WSPA’s Disaster Management division is often called upon in the monsoon season of the world’s tropical belt to assist in rescuing and treating animals, and provide food, shelter and water in the aftermath of related disasters.
However, during the end of 2010 and beginning of 2011, we have seen the heaviest flooding in many decades. In Brazil, Australia and Colombia, to name a few, floods and mudslides have killed hundreds of people and left vast areas under water.
WSPA and its member societies have been conducting rescue and relief operations since the beginning of Colombia’s floods in November 2010.
This month in Australia, WSPA responded to the request of its local member society, Queensland RSPCA, and sent a disaster assessment and response team to help determine the animal need.
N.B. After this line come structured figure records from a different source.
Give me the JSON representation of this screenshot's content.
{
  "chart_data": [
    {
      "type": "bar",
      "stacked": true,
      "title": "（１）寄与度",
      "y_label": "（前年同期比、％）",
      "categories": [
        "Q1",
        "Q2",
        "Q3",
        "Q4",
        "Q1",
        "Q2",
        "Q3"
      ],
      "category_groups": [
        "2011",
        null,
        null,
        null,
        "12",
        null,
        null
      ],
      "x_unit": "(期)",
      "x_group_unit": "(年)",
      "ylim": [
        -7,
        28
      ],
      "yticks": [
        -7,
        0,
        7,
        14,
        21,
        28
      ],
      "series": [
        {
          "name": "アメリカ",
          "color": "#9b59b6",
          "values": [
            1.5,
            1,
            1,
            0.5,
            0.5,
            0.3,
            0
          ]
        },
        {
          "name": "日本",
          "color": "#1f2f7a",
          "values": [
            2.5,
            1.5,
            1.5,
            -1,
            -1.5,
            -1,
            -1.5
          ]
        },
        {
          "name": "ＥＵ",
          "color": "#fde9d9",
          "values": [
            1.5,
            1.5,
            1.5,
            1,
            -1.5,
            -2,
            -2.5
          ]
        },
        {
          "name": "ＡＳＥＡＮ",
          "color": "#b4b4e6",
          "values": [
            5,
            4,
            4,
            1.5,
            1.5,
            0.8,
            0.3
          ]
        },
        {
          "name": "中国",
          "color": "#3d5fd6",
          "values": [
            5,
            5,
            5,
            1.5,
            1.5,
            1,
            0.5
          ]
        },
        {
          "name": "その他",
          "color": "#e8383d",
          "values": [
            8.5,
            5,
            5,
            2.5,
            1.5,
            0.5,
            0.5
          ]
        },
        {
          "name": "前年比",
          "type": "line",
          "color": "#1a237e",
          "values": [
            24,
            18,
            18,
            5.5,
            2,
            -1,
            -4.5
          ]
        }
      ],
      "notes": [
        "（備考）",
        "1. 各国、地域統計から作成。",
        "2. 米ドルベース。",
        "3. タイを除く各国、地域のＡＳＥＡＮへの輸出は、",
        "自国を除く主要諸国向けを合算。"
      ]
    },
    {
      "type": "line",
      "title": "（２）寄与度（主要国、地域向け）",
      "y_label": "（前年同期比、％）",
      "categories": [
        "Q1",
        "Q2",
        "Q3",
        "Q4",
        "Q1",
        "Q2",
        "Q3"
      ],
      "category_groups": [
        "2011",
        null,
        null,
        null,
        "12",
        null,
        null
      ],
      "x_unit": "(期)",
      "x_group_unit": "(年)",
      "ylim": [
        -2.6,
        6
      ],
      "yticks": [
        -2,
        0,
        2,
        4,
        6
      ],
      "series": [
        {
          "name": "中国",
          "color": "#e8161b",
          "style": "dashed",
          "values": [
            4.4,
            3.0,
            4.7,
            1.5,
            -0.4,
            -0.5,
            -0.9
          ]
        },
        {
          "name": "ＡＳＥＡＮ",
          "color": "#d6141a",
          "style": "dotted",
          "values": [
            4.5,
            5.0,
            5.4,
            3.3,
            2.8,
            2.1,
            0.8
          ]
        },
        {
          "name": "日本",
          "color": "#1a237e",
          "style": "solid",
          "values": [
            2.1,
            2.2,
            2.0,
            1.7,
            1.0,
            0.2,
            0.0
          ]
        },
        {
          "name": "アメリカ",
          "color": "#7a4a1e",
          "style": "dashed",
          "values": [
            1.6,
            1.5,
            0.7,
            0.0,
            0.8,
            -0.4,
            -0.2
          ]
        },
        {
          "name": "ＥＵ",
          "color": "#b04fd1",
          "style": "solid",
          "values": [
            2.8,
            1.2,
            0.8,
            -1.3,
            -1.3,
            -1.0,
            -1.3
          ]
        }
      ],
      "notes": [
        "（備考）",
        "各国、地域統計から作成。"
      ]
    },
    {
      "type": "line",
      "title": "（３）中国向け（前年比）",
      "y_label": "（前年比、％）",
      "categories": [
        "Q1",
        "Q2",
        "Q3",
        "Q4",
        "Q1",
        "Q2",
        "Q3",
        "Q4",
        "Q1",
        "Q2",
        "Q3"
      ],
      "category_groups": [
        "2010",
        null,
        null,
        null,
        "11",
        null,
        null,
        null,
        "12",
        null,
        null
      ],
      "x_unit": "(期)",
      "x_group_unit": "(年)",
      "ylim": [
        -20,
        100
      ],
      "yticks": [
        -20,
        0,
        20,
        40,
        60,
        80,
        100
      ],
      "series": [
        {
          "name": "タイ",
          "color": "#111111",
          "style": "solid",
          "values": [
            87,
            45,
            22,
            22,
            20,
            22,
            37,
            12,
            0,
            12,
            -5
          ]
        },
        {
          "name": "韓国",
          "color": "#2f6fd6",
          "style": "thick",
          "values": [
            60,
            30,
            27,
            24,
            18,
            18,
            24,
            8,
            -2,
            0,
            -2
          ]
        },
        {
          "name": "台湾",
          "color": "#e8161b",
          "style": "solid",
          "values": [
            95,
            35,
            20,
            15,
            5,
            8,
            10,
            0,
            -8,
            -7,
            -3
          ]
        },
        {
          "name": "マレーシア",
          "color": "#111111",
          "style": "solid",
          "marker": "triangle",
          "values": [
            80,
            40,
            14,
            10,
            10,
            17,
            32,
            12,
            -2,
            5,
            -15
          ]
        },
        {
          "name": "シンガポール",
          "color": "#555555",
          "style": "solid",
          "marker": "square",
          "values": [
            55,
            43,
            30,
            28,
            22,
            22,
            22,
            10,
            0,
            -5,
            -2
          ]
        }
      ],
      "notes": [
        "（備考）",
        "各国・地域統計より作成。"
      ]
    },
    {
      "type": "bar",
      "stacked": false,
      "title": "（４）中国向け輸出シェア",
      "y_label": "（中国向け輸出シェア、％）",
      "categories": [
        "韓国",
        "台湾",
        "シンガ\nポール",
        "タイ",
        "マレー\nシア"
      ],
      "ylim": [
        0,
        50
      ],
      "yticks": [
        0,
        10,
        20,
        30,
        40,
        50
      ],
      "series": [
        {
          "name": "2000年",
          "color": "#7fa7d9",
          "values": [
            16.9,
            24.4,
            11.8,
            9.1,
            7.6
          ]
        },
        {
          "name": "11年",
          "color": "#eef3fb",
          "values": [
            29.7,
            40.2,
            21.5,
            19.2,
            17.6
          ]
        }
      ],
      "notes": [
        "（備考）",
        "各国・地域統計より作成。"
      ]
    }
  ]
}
Queensland RSPCA had been coping with the situation, even running a service to reunite animals with their owners. However, faced with unprecedented flooding and flash floods in Brisbane, which forced closure of three of their rescue centers, Queensland RSPCA called on WSPA’s experience and ability to respond in such events, particularly in the rural areas.
In Brazil, the country’s most deadly floods and mudslides to date have devastated mountain towns outside of Rio de Janeiro. A WSPA team arrived in the area on Jan. 18 to assess the animal need in the three worst affected towns – Teresópolis, Nova Friburgo and Petrópolis – and provide assistance to any animals encountered during the operation. WSPA has already received reports of dog fatalities in inundated animal rescue centers, while others are trapped without food.
Flooding in Sri Lanka has also resulted in human deaths and is currently being assessed for any animal need, as are new floods in Victoria State, Australia.